Es mag zwar sein, daß der Kläger bereits vor dem 31. Mai 1933 bei Fortdauer des nationalsozialistischen Regimes nicht mehr ernsthaft damit rechnen konnte, später in den Genuß von Versorgungsbezügen zu gelangen. Die Gewährleistung von Versorgungsanwartschaft gegenüber jüdischen Beamten blieb jedoch in dieser Zeit aufrechterhalten; die mit der Machtergreifung Hitlers eingeleitete Entwicklung war auch nicht so weit fortgeschritten, daß die Gewährleistung jede Wirkung eingebüßt hatte und damit ohne weiteres Versicherungspflicht eingetreten war. In diesem Zusammenhang kann nicht unbeachtet bleiben, daß das Gesetz zur Wiederherstellung des Berufsbeamtentums vom 7. April 1933 selbst davon ausging, daß die Beamtenverhältnisse der nach § 3 Abs. 1 zu entlassenden Beamten bis zur förmlichen Beendigung im Einzelfalle fortbestanden (§§ 7, 8) und daß den ausgeschiedenen Beamten grundsätzlich Versorgung zugebilligt wurde (§ 8); für die Nachversicherung beim Ausscheiden ohne Versorgung galten die allgemeinen Vorschriften (vgl. Koch/Hartmann/v. Altrock/Fürst, AVG, 2. und 3. Aufl., Band I, Anm. VI 6d zu § 18). Im Falle des Klägers ist die Nachversicherung offenbar nach § 2 der Aufschubverordnung vom 4. Oktober 1930 (RGBl I S. 459) unterblieben.
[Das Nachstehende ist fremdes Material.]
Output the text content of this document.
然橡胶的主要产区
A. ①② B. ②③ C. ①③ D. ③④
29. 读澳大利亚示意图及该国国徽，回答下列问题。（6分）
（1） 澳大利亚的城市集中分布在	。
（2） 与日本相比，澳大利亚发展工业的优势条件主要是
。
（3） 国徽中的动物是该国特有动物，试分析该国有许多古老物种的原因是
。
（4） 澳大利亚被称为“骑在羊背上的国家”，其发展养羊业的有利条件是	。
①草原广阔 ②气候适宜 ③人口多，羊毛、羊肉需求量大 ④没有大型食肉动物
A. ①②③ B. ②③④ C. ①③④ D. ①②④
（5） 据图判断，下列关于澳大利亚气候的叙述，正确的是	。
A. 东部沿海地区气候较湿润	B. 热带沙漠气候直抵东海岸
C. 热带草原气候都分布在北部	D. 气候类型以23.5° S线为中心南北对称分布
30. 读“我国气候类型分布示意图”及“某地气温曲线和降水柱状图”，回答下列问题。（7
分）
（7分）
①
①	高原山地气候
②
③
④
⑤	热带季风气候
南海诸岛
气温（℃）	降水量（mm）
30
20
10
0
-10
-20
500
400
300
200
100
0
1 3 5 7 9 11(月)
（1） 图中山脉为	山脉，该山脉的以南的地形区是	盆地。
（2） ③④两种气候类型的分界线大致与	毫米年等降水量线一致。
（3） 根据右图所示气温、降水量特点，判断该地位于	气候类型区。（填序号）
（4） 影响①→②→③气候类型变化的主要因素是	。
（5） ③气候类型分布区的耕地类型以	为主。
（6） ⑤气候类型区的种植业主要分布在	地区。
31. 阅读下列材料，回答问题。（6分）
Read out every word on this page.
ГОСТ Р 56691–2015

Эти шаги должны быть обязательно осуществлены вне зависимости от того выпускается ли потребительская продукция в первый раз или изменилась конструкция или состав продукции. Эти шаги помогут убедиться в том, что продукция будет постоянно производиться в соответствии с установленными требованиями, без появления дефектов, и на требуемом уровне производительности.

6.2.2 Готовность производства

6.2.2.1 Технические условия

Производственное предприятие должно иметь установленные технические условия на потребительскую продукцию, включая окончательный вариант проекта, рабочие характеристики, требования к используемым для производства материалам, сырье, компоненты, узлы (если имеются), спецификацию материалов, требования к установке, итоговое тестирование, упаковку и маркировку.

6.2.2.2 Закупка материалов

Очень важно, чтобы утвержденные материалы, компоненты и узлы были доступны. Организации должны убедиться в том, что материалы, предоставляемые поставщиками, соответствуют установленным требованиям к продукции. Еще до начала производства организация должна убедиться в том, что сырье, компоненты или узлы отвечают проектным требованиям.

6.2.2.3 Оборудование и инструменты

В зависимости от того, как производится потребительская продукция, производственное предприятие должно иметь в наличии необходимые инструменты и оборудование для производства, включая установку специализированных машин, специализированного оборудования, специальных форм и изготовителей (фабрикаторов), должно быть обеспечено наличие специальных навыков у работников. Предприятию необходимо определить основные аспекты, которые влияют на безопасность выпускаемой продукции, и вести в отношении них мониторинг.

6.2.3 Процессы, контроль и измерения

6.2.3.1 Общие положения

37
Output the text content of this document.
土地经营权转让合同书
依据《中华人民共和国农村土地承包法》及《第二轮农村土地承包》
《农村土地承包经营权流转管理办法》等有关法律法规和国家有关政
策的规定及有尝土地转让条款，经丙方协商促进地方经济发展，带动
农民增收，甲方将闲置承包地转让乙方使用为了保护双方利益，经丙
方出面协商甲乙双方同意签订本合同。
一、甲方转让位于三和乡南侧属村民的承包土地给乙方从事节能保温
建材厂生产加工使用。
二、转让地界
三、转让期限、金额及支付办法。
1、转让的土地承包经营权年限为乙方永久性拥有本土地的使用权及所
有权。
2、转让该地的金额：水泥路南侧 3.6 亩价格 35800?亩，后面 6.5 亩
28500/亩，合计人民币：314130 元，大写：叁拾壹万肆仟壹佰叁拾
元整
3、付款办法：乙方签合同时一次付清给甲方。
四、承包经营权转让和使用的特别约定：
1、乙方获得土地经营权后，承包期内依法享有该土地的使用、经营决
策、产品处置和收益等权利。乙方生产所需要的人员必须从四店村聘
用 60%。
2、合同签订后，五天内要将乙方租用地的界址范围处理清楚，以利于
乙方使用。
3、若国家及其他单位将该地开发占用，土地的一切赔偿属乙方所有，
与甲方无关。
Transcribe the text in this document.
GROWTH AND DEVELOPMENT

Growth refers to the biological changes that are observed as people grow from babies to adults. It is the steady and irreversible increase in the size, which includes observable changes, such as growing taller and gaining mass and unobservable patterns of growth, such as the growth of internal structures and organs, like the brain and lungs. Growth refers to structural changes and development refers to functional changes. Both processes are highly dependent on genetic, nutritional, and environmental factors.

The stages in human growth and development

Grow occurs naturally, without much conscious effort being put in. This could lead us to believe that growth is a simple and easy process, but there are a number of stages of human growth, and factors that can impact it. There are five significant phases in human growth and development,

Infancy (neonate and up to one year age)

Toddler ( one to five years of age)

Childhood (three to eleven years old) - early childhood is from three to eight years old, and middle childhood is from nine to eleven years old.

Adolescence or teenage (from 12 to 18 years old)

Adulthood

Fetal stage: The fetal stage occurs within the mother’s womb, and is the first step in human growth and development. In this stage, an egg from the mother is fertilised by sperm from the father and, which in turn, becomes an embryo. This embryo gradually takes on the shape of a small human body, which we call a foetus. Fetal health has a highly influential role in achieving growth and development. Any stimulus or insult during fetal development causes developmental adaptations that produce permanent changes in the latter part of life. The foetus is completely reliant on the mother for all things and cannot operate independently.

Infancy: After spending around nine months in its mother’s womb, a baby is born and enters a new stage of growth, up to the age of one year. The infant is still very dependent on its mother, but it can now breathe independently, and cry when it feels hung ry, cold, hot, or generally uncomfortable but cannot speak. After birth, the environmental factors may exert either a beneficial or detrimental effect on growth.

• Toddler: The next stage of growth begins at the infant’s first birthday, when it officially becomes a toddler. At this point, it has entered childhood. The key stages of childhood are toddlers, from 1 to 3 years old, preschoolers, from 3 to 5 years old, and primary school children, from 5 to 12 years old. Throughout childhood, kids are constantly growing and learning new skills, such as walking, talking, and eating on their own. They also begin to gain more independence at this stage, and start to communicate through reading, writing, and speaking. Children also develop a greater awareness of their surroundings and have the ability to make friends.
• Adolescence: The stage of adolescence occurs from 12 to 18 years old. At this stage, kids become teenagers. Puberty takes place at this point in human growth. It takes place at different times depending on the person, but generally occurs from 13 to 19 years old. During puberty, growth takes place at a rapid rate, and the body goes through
Aber auch die weitere Voraussetzung des § 14 Abs. 2 WGSVG, daß Beiträge aus Verfolgungsgründen nicht entrichtet worden sind, ist nicht erfüllt. Beiträge sind dann aus Verfolgungsgründen nicht entrichtet worden, wenn die Beitragsleistung wegen konkreter Verfolgungsmaßnahmen gegen den Arbeitgeber oder den Arbeitnehmer unterblieben ist (SozR 5070 § 14 Nr. 1). Für den Kläger wurden aber Beiträge allein deswegen nicht entrichtet, weil er nach § 11 AVG a.F. als versicherungsfrei erachtet wurde; diese Annahme war ebenso wie die Versicherungsfreiheit selbst nicht durch Verfolgungsmaßnahmen (Verfolgungsgründe) bedingt.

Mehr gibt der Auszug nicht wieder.